# iKC 2006 HOLLAND!!



## JenniM (Apr 27, 2006)

This was the first time I had travelled to Holland and it certainly wont be the last!! The host city of Utretcht was beautiful and the event was thoroughly enjoyable - I would like to thank Mr Hesselmann and his team for organising this event in Europe. It was great to arrive and meet up with old friends and leave with new ones!! - I enjoyed all the Seminars by a great cross section of Instructors and it was especially good to meet Mr Paul Dye who gave a great Seminar going over the original old techniques and how they link in with what we do today, very nostalgic and a glimpse into the past, Mr Dennis Lawson on tension and relaxation, Dr J Terpstra MD, Phd gave an interesting talk on Martial Science, a big subject for an hour and I would have liked to have spent more time on this topic but it was a busy event! - Great to meet Mark Wolpert and Ken Hermann for the first time who in conjunction with Mr Ed Parker Jnr gave a great Seminar on the use of the Kenpo Kards and we had a lot of fun with that, Mr Ryan Angell and Mr Kevin Mills (can't think who he is :wink2: ) gave excellent Seminars on SL4! (Doc you can be justly proud!!) - These are just a few of the excellent Instructors who were there from both the USA and from around Europe - It was also an absolute treat to see Doreen Cogliandro enter into the Senior Ladies Black Belt sparring after so many years and win the title - the fighting spirit and technique was very much still there and was an absolute pleasure and treat to watch.
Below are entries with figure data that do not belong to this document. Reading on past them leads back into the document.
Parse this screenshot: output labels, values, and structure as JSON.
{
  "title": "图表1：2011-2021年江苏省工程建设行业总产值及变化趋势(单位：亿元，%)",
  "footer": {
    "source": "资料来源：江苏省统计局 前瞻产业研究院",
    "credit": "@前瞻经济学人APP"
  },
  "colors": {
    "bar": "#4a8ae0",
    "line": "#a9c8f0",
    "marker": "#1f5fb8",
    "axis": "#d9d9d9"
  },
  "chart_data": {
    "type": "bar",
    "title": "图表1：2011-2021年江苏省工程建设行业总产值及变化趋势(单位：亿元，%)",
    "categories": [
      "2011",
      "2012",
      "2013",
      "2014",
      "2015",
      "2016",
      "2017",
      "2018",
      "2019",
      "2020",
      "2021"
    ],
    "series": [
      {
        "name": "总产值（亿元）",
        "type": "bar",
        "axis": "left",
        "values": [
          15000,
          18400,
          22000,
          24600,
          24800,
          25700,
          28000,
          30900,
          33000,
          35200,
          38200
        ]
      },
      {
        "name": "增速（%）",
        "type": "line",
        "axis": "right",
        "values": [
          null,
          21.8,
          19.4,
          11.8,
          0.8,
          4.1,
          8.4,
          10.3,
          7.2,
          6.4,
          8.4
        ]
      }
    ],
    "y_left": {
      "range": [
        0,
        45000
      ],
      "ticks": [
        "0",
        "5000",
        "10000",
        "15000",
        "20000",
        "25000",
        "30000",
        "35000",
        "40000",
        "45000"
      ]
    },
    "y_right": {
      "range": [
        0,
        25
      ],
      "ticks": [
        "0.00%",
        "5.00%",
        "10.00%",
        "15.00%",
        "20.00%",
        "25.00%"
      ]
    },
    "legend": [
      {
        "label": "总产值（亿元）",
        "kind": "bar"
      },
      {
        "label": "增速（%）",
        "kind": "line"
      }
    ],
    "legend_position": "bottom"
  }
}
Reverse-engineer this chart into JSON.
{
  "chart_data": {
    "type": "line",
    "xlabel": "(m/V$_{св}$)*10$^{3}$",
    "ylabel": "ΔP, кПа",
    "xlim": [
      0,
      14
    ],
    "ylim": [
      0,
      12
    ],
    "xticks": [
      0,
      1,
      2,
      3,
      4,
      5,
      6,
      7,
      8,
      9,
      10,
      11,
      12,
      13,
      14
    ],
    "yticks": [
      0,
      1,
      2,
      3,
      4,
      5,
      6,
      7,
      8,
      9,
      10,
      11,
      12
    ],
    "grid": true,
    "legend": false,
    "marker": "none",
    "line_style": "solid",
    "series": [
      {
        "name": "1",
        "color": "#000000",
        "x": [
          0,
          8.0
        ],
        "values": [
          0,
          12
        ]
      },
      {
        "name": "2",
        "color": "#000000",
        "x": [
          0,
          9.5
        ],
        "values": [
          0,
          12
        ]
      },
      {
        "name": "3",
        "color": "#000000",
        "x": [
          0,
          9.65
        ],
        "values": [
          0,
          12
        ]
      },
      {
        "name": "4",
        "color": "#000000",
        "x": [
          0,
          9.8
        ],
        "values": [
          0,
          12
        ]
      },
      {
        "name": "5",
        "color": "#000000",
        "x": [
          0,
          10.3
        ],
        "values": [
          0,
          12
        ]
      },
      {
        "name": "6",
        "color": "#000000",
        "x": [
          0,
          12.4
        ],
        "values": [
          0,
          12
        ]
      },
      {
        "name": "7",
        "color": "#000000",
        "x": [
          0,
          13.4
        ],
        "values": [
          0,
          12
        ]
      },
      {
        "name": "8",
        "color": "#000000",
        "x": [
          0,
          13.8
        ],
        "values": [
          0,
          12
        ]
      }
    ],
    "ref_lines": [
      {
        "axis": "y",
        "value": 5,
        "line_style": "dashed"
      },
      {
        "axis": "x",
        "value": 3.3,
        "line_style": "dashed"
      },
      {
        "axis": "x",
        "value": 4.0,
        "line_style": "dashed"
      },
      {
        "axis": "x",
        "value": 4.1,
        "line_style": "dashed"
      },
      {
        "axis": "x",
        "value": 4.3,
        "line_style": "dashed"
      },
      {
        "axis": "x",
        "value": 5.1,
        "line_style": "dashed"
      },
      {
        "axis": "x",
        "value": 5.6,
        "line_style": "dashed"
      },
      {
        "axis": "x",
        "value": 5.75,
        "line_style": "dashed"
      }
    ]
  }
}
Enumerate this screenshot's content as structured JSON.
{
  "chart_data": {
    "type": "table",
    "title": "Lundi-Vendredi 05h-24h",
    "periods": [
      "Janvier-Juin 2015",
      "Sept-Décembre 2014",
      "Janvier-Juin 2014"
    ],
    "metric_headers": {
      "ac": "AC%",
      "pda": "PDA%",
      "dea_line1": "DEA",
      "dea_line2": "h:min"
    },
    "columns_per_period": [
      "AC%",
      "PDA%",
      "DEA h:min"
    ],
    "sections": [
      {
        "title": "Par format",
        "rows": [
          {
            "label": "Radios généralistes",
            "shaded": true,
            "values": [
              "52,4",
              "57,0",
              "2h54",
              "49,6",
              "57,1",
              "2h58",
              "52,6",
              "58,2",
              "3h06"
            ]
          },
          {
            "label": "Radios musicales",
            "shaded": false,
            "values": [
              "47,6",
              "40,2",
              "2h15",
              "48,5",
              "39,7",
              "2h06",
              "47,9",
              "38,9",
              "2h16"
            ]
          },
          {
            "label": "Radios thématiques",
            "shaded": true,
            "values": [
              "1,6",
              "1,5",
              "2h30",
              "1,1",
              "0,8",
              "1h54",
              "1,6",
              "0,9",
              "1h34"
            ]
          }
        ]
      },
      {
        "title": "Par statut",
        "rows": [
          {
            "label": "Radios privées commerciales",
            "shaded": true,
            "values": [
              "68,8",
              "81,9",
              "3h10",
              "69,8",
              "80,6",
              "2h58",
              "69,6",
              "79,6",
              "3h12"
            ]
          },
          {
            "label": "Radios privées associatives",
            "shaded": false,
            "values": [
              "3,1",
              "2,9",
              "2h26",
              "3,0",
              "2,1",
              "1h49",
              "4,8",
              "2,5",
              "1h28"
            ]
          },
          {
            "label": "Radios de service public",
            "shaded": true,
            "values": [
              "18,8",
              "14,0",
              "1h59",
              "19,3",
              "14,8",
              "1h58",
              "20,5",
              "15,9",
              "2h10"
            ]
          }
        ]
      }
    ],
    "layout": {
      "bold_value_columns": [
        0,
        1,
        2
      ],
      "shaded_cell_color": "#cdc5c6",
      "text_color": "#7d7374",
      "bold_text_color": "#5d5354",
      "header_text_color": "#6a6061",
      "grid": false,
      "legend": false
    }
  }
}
Back home now and very tired but happy!!!  A very special event in Europe and the beginning of a brighter future for Kenpo!!! Go to the link below for some of our pictures - I will have more soon. 
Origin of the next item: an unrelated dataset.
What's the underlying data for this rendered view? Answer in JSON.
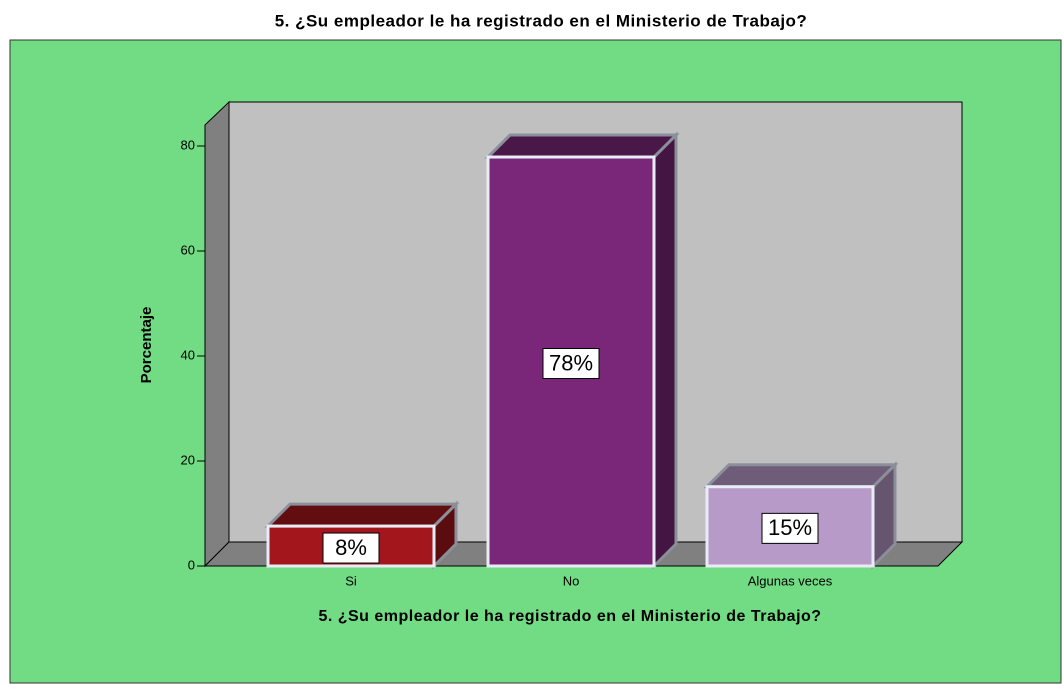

http://homepage.mac.com/jennimills/PhotoAlbum1.html


----------



## kenpoworks (Apr 27, 2006)

It was great to see so many old friends again, as usual the swapping of information carried on well past the seminar/competition format, a great event, well done to Hans and the rest of the Dutch crew.
Rich
Jersey


----------



## Ross (Apr 27, 2006)

Yeah, it was a really fantastic few days.

Some really great seminars and a good competition!

Roll on Vegas!


----------